A propósito da importância do plano diretor, Victor Carvalho Pinto (2014b) ensina que a matéria reservada ao plano diretor não pode, por sua vez, ser veiculada por outros atos legislativos. Os planos urbanísticos devem ser elaborados por meio de procedimento que institucionalize o urbanismo, de modo a assegurar sua fundamentação técnica e legitimação política. “Ainda que devam ser aprovados pela Câmara Municipal, os planos não se confundem com leis em sentido material, pois carecem de generalidade e abstração. Quando muito, podem ser considerados leis de efeitos concretos, ou seja, atos administrativos revestidos de forma legal”.

Reputamos que os referidos dispositivos do Estatuto da Cidade, tanto aqueles que ampliam o rol das cidades submetidas a plano diretor quanto os que disciplinam instrumentos de política urbana, são compatíveis com nosso texto constitucional, uma vez que o inc. VIII do art. 30 da CF estabelece que os Municípios devem promover adequado ordenamento territorial, mediante planejamento e controle do uso, do parcelamento e da ocupação do solo urbano. Entendemos que a discriminação contida no Estatuto da Cidade obedece à correlação lógica entre o fator de discrímen

(especificidades Municipais e aplicação de instrumentos urbanísticos) e a desequiparação procedida (exigência de plano diretor), bem como está em consonância com os interesses protegidos na Constituição (exigência de planejamento).165

Antes de passarmos ao próximo tópico, vale a pena apresentar o interessante debate sobre a possibilidade de um Município instituir instrumento de política urbana que não esteja previsto em lei federal. Indaga-se: considerando que o Estatuto da Cidade estabelece, no inc. V do art. 4º, rol de institutos jurídicos e políticos entre outros instrumentos da Política Urbana, seria válida norma municipal que criasse novo instituto jurídico urbanístico?

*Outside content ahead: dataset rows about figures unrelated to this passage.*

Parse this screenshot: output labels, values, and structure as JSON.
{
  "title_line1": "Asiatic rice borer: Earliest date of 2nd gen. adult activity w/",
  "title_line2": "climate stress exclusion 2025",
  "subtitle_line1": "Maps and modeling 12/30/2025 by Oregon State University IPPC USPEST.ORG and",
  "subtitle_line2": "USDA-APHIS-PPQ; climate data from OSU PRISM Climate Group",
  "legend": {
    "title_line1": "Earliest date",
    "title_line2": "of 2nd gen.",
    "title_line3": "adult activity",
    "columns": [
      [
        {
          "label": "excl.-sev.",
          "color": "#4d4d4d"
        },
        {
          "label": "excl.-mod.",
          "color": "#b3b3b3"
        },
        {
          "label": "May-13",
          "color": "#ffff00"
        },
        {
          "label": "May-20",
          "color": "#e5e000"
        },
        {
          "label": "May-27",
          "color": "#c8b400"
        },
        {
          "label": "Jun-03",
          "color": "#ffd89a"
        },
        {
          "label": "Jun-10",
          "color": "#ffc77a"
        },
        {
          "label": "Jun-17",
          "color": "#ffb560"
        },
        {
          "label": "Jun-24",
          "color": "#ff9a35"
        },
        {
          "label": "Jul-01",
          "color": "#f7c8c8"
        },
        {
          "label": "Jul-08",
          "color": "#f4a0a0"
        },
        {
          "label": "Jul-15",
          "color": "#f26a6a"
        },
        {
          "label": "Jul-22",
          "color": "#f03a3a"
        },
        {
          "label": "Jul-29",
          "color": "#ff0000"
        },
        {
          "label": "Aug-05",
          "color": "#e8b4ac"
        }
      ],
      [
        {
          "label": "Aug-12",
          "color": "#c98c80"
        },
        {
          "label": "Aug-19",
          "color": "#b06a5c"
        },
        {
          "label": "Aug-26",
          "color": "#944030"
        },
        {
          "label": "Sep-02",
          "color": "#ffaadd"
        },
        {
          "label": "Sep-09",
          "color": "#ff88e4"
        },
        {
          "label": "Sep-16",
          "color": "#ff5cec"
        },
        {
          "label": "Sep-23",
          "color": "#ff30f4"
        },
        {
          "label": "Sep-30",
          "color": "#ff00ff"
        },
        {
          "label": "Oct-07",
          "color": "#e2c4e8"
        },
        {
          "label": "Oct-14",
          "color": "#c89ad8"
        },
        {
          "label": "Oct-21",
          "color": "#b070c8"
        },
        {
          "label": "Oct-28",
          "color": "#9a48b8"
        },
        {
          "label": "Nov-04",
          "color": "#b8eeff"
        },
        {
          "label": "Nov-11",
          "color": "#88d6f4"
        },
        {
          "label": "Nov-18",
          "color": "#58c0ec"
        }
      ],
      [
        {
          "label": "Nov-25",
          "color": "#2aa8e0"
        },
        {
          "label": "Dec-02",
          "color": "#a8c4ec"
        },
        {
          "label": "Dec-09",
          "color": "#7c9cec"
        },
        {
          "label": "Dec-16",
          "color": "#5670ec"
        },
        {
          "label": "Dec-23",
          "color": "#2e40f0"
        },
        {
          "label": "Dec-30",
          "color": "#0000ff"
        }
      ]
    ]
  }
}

A esse respeito, entendemos que, em tese, sim! No silêncio de vedação federal ou estadual e desde que não subverta as regras do Estatuto da Cidade, poderá ser considerada válida a atitude legiferante do Município, em decorrência das peculiaridades locais, da função social da propriedade e a competência para promover, no que couber, adequado ordenamento territorial, mediante planejamento e controle do uso, do parcelamento e da ocupação do solo urbano.

O Plenário do Supremo Tribunal Federal, na sessão de 06 de março de 2008, sob a relatoria do Min. Eros Grau, no julgamento do Recurso Extraordinário n. 387.047/SC, teve a oportunidade de declarar, por unanimidade, a constitucionalidade da Lei n. 3.338/1989, do Município de Florianópolis/SC, que, à míngua de legislação federal a respeito, havia instituído outorga onerosa do direito de criar solo. Segundo consta da ementa do julgado, a constitucionalidade da lei municipal decorre do fato de ter instituído instrumento próprio da política de desenvolvimento urbano, cuja execução incumbe ao Poder Público municipal, bem como do fato de ser instrumento voltado à correção de distorções que o crescimento urbano desordenado acarreta, à promoção do pleno desenvolvimento das funções da cidade e a dar concreção ao princípio da função social da propriedade.